The provisions affect the interests of landlords and tenants, and I suspect that most hon. Members have not had an opportunity of making inquiries to see whether these amendments are acceptable. In this case we take the Minister's word on trust. I am willing to do that on this new clause, but before the Bill goes to another place it may be that, following inquiries, we shall wish to have matters raised in the other place that are not easily raised in the House today. I hope that the Minister will take my remarks in the spirit in which they are intended. I do not object to new clause 1.

Mr. Gordon Wilson (Dundee, East)

I wish to comment briefly on new clause 1. Among the new clauses and amendments discussed in Committee was one that I presented to give additional powers to rent assessment committees to impose obligations for repairs to be carried out. It seems that new clause I suggests that rent can be increased after repairs have been carried out. That is the obverse of what was discussed in Committee.

Will the Minister offer any comment on that and say particularly why, on reconsideration, he has found it difficult to accept that rent assessment committees should have the power to restrict rent increases where landlords fail to carry out repairs to those properties that are deficient?

I share the concern of the right hon. Member for Glasgow, Craigton (Mr. Millan) about the flood of Government amendments.

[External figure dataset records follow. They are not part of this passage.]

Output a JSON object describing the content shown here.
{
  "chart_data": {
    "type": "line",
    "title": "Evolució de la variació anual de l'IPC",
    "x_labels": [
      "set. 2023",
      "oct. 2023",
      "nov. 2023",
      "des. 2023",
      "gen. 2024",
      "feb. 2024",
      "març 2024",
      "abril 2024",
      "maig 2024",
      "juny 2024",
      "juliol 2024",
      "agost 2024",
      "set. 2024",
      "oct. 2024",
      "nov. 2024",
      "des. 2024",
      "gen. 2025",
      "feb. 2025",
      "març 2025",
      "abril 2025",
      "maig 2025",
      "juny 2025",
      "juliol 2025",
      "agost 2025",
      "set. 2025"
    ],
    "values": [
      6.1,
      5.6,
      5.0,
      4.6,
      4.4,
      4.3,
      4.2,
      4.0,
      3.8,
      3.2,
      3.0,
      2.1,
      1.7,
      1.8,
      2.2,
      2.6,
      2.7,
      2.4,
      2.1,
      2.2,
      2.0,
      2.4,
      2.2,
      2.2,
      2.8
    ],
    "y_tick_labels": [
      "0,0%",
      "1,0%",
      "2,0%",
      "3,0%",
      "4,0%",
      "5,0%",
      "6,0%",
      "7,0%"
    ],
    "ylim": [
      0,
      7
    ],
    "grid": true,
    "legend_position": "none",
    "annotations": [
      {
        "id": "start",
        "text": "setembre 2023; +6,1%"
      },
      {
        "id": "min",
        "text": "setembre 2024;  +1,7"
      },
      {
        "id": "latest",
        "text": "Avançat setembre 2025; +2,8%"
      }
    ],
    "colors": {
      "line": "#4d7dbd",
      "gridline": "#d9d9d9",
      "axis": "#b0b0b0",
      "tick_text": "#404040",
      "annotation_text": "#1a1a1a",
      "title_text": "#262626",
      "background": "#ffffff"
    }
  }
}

Those of us who served on the Standing Committee were always delighted to see Government amendments flowing from the amendments that we had tabled, or at least from points that arose during the course of debate.

Will the Minister explain what has gone wrong with the parliamentary draftsman who has changed the Bill in this fashion at this late stage? Would it not have been more satisfactory if these technical changes had been incorporated in the original version of the Bill, so that they could have been discussed in Committee, where more time is available? I respect any Government who come forward with changes, but perhaps the Minister has become over-enthusiastic in his treatment of the House this afternoon.

Mr. Rifkind

I say in reply to the right hon. Member for Glasgow, Craigton (Mr. Millan) and the hon. Member for Dundee, East (Mr. Wilson) that I regret there are a substantial number of Government amendments. I believe that it will be helpful to the House to know how those amendments are constituted.

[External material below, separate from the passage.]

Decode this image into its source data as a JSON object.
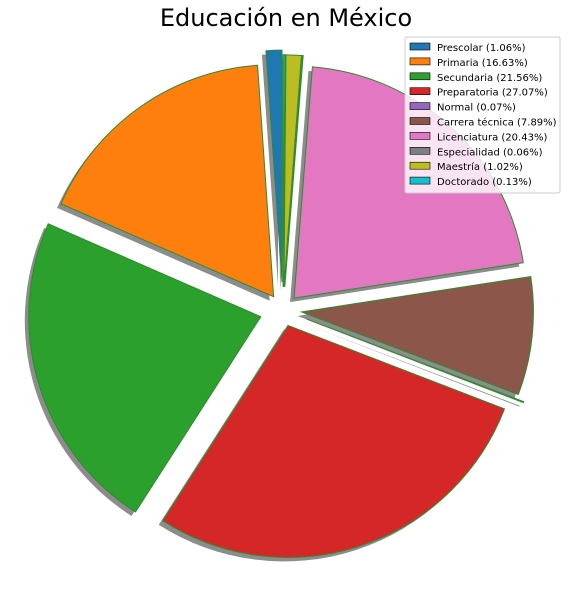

There are 156 Government amendments. Of these, 27 are in specific response to undertakings given in Committee. A further 90 are drafting or technical amendments mainly consequential on Opposition amendments accepted in Committee and as a result of undertakings given. That is a total of 117 amendments.

Of the remainder, 23 are repeals of various provisions in the schedules and are in no way new material. Sixteen only of the grand total of 156 introduce any significant element of new policy, as does new clause 1. The House will, therefore, see that over 90 per cent. of the provisions arise either directly as a result of deliberations in Committee when Opposition amendments were accepted or where undertakings were given to consider them.

In responding specifically to the question from the hon. Member for Dundee, East about rent assessment committees I can say that when such a committee presently considers an application for a rent increase it will normally consider whether such an increase is appropriate or not, given the existing condition of the property. It would be quite inappropriate for a rent assessment committee, or a rent officer for that matter, to say that the condition of a property justified an increase but that an increase would not be granted unless a landlord made further improvements.

The new clause provides that where improvements have taken place, instead of using the somewhat archaic system of the 12½ per cent. procedure it is more appropriate to reach either a new fair rent registered in the normal way or, where landlord and tenant are agreed, to use a voluntary rent agreement. That is a more sensible way of recognising improvements that have already taken place. That is the concern of the new clause.

Question put and agreed to.

Clause read a Second time, and added to the Bill.